House debates
Monday, 19 June 2023
Private Members' Business
Veterans
11:22 am
Tania Lawrence (Hasluck, Australian Labor Party) Share this | Hansard source
The motion by the member for Fisher pretends the government is scrapping a program that his government had intended to continue. It was a pilot program. It has been assessed, the evidence is in and the government has decided to progress more productive ways to assist veterans. In any event, the coalition did not provide for the pilot program to continue into 2022-23, and it is the Albanese government that has provided for it to continue until now. On what basis does the coalition now say they intended this or other programs across various departments to continue if they didn't provide for them in the forward estimates and they didn't bother legislating them? The motion is therefore poorly grounded and is misleading.
The motion does, however, allow me to remind the House and the veterans of Australia of the ways in which this government, since coming to office just 12 months ago, has continued to honour those who have given so much to protect Australia's interests at home and abroad. In truth, I have never seen a more active Minister for Veterans' Affairs. I take any opportunity to relay to the RSLs in my electorate of Hasluck, being the sub-branches at Bassendean, Bellevue, Chidlow, Ellenbrook, Kalamunda and Mundaring, just how much the government has been doing for our veterans. There's already a great deal for veterans and their families to like and a great deal left to the coalition to explain as to why the veterans claims system was allowed to be run down and cause delay, heartache and ongoing frustration to the thousands of our men and women who have done their service and who reasonably expect to be served well by the government and not poorly.
This government, this minister, has hit the ground running in this portfolio. On 24 June last year, hardly a month into the job, the minister quite rightly made public the report into the Department of Veterans' Affairs claims processing system and pledged to take action to fix the backlog. He said at the time, and I agree, that it simply is not good enough.

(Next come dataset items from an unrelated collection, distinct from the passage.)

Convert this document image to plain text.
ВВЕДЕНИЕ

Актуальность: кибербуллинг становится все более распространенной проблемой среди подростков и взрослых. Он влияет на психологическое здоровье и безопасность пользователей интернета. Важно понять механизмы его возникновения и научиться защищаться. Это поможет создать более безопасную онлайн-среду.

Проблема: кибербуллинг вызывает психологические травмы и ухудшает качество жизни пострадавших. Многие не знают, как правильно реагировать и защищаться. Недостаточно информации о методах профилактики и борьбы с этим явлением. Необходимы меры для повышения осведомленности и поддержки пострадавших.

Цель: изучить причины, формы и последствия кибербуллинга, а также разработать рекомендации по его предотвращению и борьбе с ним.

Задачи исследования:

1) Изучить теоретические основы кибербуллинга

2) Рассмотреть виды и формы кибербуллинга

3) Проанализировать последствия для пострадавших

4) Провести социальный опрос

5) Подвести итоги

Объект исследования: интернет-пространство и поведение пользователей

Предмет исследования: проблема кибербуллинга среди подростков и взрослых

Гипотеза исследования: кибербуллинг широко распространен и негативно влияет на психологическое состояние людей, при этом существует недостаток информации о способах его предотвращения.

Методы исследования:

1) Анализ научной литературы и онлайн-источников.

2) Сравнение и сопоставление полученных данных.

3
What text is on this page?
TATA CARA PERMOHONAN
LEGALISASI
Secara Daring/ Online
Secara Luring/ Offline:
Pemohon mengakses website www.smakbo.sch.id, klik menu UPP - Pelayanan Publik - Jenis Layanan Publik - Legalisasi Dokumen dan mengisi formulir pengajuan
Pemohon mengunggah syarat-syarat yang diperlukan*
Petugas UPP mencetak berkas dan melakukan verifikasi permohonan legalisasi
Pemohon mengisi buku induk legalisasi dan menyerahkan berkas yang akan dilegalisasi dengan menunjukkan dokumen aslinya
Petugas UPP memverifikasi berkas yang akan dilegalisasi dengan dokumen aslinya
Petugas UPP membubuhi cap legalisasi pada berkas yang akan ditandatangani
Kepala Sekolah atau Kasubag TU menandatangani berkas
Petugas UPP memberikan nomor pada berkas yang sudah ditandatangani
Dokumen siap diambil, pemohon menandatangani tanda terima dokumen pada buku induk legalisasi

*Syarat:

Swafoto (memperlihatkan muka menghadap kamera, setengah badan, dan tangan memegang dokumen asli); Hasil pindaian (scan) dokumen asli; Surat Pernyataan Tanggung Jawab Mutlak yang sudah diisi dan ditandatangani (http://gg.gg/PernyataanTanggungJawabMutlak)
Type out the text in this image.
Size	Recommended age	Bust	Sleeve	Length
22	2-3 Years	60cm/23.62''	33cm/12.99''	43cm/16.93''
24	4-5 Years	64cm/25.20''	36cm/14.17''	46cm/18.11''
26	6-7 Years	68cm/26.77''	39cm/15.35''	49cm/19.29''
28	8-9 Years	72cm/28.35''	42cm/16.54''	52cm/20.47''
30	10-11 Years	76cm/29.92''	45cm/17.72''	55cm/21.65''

In July, the government committed an additional $70.6 million in funding over four years to increase Veterans Home Care fees for domestic assistance and personal care services and also took legislative action to ensure that no veteran would pay higher income tax due to the Douglas decision in the Federal Court. In August, the government committed $22 million in funding to provide psychiatric assistance dogs to veterans living with post-traumatic stress disorder and $33 million to extend access for free medical treatment for veterans. Back in October last year, the government invested $537.5 million in the Department of Veterans' Affairs, including 500 new frontline staff to address the compensation claims backlog and deliver faster decisions for veterans and families; the modernisation of the IT system of the department to improve the claims-processing services; addressing longstanding complexity in the legislative claims regime; providing for better modelling for better future services; 10 more veterans and families hubs; a new Veterans Employment Program; and an increase in the total and permanent incapacitated payments, supporting 27,000 of our most vulnerable. Additionally, in the May budget, the government invested $64.1 million to further eliminate the claims backlog left to this Labor government by the coalition; a further $254.1 million over four years, building on the October budget, to modernise and secure the department's IT systems; half a million dollars, with ongoing funding, to extend the Defence, Veterans and Families Acute Support Package to grandparents who are full-time carers for grandchildren who are children of veterans; and $2 million to continue the mental health literacy and suicide intervention training program.
These measures are, in different ways, part of the government's response to the interim report of the Royal Commission into Defence and Veteran Suicide, and that work continues. In the last parliament, the member for Burt, as spokesperson, stated plainly:
We have a duty of care for those who have served. This is especially so where that service has had a greater impact on them and their families now and into the future.
Now the minister and the government are walking the walk. I thank the member for Fisher for the chance to outline the significant contrast between the Albanese government's keen interest in and tangible support for our veteran community and the lazy and insufficient care taken by the previous government.